当前位置：网站首页>Structured machine learning project (I) - machine learning strategy

Structured machine learning project (I) - machine learning strategy

2022-06-27 22:29:00 【997and】

This study note mainly records various records during in-depth study , Including teacher Wu Enda's video learning 、 Flower Book . The author's ability is limited , If there are errors, etc , Please contact us for modification , Thank you very much ！

Structured machine learning project （ One ）- Machine learning strategies

One 、 Why ML Strategy (Why ML Strategy)
Two 、 Orthogonalization (Orthogonalization)
3、 ... and 、 A single number measures (Single number evaluation metric)
Four 、 Meet and optimize indicators (Satisficing and optimizing metrics)
5、 ... and 、 Training / Development / Test set partitioning (Train/dev/test distributions)
6、 ... and 、 The size of the development set and the test set (Size of dev and test sets)
7、 ... and 、 When to change development / Test sets and metrics ？(When to change dev/testt sets and metrics)
8、 ... and 、 Why is it human performance (Why human-level performance)
Nine 、 Deviation can be avoided (Avoidable bias）
Ten 、 Understand human performance (Understanding human-level performance）
11、 ... and 、 Super performance (Surpassing human-level performance）
Twelve 、 Improve your model performance (Improving model performance)

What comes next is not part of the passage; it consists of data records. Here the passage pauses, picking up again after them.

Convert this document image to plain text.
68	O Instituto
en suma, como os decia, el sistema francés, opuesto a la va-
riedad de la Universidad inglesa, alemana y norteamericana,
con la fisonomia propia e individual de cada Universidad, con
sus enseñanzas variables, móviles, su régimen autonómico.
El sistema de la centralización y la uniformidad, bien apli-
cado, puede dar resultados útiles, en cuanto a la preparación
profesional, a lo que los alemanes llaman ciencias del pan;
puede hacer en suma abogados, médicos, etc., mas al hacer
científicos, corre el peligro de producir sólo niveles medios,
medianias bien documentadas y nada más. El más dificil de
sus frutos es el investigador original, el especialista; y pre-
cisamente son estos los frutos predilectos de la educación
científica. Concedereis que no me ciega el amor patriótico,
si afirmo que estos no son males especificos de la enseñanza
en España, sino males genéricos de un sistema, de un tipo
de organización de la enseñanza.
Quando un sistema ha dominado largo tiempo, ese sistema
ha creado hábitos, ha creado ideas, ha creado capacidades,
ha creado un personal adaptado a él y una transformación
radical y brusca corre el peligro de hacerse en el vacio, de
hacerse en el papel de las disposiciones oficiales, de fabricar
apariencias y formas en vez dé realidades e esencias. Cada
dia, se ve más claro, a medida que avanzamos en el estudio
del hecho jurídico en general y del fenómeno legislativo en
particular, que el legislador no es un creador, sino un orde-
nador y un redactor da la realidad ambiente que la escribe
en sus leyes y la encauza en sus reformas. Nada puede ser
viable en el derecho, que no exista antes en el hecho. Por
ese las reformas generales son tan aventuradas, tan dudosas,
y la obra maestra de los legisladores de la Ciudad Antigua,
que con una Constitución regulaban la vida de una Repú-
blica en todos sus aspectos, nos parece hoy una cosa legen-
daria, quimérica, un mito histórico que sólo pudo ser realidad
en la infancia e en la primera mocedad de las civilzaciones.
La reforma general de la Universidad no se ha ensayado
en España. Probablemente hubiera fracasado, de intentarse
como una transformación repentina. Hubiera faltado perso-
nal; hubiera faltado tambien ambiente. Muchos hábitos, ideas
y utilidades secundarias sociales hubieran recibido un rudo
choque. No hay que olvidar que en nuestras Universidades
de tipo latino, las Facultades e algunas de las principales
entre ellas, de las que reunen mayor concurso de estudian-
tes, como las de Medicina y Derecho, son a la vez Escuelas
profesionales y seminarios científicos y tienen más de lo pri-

The first edition 2022-05-31 first draft

One 、 Why ML Strategy (Why ML Strategy)

Insert picture description here
1. Collect more data
2. Training set diversity
3. Gradient descent training algorithm
4. Use larger or smaller Neural Networks
5.Adam optimization algorithm
6. Larger or smaller neural networks
7.dropout or L2 Regularization
8. Modify the network architecture ： Modify activation function 、 Change the number of hidden units

Two 、 Orthogonalization (Orthogonalization)

Insert picture description here
Orthogonalization is the design of such buttons by TV designers , Each button adjusts only one property .
Cars are the same .

1. The training set cannot be well fitted in the cost function
2. It is found that the fitting of the algorithm to the development set is very poor
3. The development set is well done , But it's not done well in the test set
4. Unable to provide a good experience for users of cat image application , Need to change development set and cost function .

Generally do not use early stopping, But at the same time improve the performance of the development set

3、 ... and 、 A single number measures (Single number evaluation metric)

Insert picture description here
Precision rate （ How many of the classifiers are really cats ）、 Recall rate （ For a real cat , The percentage of correct recognition by the classifier ）、F1 Score（ combination P and R）

The development team is generally , There is a well-defined development set to measure precision and recall , Plus a single numerical evaluation index .
Insert picture description here
C It looks good

Four 、 Meet and optimize indicators (Satisficing and optimizing metrics)

Insert picture description here
Accuracy and running time can be combined into an overall evaluation index .
Or choose a classifier , Maximize accuracy , But it must meet the time requirement .
Or consider N Indicators , Sometimes one of them is reasonable as an optimization index , be left over N-1 One is to meet the target .

5、 ... and 、 Training / Development / Test set partitioning (Train/dev/test distributions)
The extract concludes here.